Inequalities continue to plague women in higher education, says Ms. Ramey. Women still don’t have adequate child-care resources at work, she says, and many female college students will face a gender gap in pay after graduation.
“We don’t have a lot of models of institutions that focus on gender inequality,” she says. “I really applaud Chatham for taking this step.”
— Maddy Berner
Obituaries 2 Heart Pioneers Die
Levi Watkins Jr., a retired professor of cardiac surgery at the Johns Hopkins University School of Medicine and a trailblazer in his field, died on April 11 in Baltimore of complications from a stroke. He was 70.
Dr. Watkins became the first black chief resident in cardiac surgery at the university’s hospital in 1977. Three years later, he successfully implanted an automatic defibrillator in a human heart.

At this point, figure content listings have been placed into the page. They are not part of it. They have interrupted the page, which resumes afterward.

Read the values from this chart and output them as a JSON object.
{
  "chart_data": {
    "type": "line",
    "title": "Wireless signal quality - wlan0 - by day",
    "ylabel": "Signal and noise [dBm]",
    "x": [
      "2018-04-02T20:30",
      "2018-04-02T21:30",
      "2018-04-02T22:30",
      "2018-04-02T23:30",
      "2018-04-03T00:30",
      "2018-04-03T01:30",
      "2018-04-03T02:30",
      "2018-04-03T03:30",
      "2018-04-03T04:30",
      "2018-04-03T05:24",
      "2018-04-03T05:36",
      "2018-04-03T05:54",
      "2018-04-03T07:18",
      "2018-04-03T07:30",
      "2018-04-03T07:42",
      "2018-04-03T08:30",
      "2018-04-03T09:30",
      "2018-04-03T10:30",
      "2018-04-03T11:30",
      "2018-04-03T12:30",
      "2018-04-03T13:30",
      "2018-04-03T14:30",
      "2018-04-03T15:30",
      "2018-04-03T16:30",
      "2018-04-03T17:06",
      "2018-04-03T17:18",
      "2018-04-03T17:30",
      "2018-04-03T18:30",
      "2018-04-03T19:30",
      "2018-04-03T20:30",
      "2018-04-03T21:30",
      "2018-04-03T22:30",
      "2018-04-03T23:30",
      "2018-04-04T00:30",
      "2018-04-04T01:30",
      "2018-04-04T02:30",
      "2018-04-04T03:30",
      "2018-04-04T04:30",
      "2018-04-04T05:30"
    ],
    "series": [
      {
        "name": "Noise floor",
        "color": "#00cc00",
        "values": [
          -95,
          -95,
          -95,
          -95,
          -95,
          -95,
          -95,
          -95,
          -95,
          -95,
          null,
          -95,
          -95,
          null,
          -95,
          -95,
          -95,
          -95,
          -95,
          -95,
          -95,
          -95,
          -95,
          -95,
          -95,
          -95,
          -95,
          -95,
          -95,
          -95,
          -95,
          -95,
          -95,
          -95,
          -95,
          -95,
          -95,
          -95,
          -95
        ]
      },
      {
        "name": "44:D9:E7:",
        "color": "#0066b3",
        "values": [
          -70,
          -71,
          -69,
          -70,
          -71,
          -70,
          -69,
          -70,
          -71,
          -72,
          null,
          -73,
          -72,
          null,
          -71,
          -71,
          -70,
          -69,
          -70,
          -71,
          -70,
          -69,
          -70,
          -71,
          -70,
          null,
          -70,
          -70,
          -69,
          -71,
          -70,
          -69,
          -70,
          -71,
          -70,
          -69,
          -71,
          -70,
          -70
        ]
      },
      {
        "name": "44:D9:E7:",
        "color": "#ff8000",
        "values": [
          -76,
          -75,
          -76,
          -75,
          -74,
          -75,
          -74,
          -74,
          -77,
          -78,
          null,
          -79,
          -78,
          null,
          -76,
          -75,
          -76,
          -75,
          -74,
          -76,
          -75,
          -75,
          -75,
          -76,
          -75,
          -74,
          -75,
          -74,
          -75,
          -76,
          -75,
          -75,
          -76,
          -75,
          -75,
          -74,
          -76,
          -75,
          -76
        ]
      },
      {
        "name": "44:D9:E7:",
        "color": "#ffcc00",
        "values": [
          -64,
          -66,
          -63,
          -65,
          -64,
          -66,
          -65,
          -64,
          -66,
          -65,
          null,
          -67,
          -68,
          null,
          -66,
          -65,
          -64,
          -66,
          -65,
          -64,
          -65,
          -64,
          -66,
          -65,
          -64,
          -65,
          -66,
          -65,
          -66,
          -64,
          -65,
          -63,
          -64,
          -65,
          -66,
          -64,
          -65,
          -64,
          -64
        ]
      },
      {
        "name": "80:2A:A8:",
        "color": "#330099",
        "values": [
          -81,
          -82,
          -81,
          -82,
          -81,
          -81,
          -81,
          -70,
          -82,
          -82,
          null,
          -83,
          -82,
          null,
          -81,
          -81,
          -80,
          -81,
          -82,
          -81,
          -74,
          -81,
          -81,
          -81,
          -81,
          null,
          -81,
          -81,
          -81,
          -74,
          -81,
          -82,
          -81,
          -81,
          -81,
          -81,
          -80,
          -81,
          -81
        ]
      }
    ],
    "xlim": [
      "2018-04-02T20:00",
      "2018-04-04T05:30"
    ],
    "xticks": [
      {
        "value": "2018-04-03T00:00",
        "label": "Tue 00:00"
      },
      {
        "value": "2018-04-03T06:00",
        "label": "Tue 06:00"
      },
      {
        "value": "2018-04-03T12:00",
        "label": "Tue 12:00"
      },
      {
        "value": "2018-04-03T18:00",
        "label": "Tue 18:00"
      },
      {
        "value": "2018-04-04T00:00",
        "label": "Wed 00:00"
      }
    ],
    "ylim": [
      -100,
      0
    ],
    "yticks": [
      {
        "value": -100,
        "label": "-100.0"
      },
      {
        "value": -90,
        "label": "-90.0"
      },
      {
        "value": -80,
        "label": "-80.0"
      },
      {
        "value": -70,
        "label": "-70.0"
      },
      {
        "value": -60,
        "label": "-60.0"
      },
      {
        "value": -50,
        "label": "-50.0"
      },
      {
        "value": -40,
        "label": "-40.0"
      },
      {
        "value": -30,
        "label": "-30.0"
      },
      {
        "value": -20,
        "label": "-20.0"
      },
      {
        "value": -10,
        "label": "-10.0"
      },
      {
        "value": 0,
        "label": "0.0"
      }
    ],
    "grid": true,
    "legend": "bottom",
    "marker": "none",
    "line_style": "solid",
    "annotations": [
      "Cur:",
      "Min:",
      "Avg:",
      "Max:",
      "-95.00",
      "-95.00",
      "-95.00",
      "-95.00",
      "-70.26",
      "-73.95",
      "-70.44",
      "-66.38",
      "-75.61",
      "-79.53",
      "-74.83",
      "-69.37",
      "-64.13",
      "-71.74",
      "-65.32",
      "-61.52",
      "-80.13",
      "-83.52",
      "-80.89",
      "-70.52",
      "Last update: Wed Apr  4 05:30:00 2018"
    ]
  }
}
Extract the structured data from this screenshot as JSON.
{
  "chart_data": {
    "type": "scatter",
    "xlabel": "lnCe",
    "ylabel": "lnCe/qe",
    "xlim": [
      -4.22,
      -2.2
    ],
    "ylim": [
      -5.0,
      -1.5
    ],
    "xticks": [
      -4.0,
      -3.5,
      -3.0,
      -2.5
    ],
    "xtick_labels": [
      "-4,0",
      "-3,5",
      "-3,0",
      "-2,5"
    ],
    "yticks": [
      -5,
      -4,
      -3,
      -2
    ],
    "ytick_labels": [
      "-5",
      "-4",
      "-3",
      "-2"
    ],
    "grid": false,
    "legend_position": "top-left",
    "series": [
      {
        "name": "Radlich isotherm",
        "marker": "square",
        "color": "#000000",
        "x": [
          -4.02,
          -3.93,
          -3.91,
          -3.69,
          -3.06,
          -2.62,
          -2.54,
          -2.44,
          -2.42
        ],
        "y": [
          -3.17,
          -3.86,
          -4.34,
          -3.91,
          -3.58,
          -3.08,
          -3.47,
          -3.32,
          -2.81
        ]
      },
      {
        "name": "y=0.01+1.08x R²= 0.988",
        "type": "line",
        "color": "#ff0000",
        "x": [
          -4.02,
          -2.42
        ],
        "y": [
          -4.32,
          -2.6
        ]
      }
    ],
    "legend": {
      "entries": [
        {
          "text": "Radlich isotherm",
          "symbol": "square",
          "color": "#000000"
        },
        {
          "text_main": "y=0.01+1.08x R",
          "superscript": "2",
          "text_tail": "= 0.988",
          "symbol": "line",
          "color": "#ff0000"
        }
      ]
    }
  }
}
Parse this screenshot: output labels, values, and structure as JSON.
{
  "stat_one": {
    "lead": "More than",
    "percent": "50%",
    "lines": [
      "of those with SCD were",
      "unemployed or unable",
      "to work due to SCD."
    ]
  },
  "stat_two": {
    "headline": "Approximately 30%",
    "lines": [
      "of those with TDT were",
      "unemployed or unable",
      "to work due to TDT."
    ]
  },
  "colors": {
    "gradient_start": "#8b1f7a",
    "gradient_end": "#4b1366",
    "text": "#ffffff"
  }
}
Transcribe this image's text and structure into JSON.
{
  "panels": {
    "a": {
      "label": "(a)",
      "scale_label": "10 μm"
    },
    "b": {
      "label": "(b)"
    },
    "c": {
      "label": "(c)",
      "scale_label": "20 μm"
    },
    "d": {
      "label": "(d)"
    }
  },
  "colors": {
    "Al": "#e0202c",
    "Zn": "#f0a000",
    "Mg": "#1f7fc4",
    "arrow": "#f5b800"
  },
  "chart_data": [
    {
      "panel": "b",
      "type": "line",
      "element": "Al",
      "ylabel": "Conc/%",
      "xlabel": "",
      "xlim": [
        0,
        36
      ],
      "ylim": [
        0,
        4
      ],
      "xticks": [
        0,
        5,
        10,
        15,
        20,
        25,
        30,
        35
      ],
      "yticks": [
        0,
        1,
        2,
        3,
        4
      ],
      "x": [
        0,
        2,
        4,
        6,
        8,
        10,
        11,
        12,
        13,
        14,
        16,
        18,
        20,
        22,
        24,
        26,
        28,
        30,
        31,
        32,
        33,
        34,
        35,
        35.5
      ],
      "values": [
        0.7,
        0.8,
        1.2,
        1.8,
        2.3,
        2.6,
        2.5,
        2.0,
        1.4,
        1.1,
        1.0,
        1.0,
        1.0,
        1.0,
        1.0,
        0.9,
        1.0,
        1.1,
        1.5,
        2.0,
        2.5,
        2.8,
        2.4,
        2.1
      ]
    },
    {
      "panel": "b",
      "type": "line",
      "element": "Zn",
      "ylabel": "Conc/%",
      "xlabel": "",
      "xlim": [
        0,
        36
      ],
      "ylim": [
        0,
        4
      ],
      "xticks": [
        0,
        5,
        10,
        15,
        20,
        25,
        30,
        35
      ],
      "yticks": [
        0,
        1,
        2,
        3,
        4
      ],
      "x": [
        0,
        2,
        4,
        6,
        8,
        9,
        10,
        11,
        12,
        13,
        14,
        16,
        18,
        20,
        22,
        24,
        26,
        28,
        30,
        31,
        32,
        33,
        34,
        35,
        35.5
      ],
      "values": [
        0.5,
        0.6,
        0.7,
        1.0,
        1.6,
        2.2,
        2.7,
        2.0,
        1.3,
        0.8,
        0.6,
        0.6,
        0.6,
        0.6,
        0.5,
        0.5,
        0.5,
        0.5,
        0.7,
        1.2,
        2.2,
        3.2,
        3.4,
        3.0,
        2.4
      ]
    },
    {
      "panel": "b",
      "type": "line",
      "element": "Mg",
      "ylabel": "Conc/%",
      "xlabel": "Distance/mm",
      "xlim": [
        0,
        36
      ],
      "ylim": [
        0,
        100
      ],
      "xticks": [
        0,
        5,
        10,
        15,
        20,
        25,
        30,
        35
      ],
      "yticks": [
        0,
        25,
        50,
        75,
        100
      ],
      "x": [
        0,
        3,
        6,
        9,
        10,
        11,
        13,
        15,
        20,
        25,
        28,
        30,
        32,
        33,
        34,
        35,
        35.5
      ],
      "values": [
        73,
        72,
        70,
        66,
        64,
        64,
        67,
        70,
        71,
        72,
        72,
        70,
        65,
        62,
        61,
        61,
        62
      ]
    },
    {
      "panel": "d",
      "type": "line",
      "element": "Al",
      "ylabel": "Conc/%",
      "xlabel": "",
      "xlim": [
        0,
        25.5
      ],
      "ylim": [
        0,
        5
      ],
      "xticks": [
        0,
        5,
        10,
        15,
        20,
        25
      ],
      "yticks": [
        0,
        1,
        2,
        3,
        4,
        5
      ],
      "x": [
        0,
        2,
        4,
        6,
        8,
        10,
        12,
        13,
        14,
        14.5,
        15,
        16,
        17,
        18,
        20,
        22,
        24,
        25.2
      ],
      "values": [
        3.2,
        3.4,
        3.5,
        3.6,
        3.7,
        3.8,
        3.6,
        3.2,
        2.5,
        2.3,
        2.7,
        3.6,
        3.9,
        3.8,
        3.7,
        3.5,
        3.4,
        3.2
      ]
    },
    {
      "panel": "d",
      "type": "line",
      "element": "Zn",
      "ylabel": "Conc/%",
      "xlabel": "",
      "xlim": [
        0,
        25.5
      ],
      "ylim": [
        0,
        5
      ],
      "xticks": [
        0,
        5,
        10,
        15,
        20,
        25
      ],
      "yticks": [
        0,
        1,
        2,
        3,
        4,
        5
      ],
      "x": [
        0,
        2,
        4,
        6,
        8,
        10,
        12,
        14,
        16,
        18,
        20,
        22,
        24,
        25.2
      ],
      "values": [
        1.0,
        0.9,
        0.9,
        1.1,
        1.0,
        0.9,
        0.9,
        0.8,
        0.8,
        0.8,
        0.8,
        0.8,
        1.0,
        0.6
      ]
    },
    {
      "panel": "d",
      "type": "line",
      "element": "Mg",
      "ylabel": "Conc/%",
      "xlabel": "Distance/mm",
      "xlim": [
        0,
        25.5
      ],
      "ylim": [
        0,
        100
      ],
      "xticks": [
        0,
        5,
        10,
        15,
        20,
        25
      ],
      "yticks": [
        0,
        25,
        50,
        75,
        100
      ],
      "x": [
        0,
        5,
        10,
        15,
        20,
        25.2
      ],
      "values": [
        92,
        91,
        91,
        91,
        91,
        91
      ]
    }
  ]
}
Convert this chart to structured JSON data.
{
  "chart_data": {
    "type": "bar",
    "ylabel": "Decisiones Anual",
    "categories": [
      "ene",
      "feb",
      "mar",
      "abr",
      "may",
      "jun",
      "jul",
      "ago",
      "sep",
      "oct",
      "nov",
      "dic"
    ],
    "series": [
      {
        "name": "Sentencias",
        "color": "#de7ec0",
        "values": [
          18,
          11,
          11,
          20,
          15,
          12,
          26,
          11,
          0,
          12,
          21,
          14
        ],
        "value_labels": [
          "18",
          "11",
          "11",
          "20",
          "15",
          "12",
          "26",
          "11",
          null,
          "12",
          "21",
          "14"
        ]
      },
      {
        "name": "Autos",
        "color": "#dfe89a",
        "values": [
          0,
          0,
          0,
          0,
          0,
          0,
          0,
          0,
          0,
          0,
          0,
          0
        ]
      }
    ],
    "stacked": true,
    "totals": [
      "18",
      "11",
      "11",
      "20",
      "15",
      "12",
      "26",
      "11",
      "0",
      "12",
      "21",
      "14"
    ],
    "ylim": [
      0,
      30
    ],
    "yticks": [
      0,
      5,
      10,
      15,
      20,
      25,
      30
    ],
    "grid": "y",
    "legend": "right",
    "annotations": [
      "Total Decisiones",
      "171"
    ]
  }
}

That was the first time such an operation was performed.
After he was selected to join the university’s admissions committee, he worked to increase minority enrollment at Johns Hopkins, as well as to diversify the faculty. “The best way to recruit minority students is by example” and the intervention of mentors, he said in a 2013 article in Diverse: Issues in Higher Education.
Another groundbreaking African-American heart specialist, Elijah Saunders, died of cancer on April 6. He was 80.
Dr. Saunders, a professor of medicine and former head of the hypertension section in the division of cardiovascular medicine at the University of Maryland School of Medicine, became the first black resident in internal medicine at the school in 1960, and the first black cardiologist in the state of Maryland in 1965, a remembrance on the medical school’s website said. Among his many publications is a book he edited with two other researchers, Hypertension in Blacks.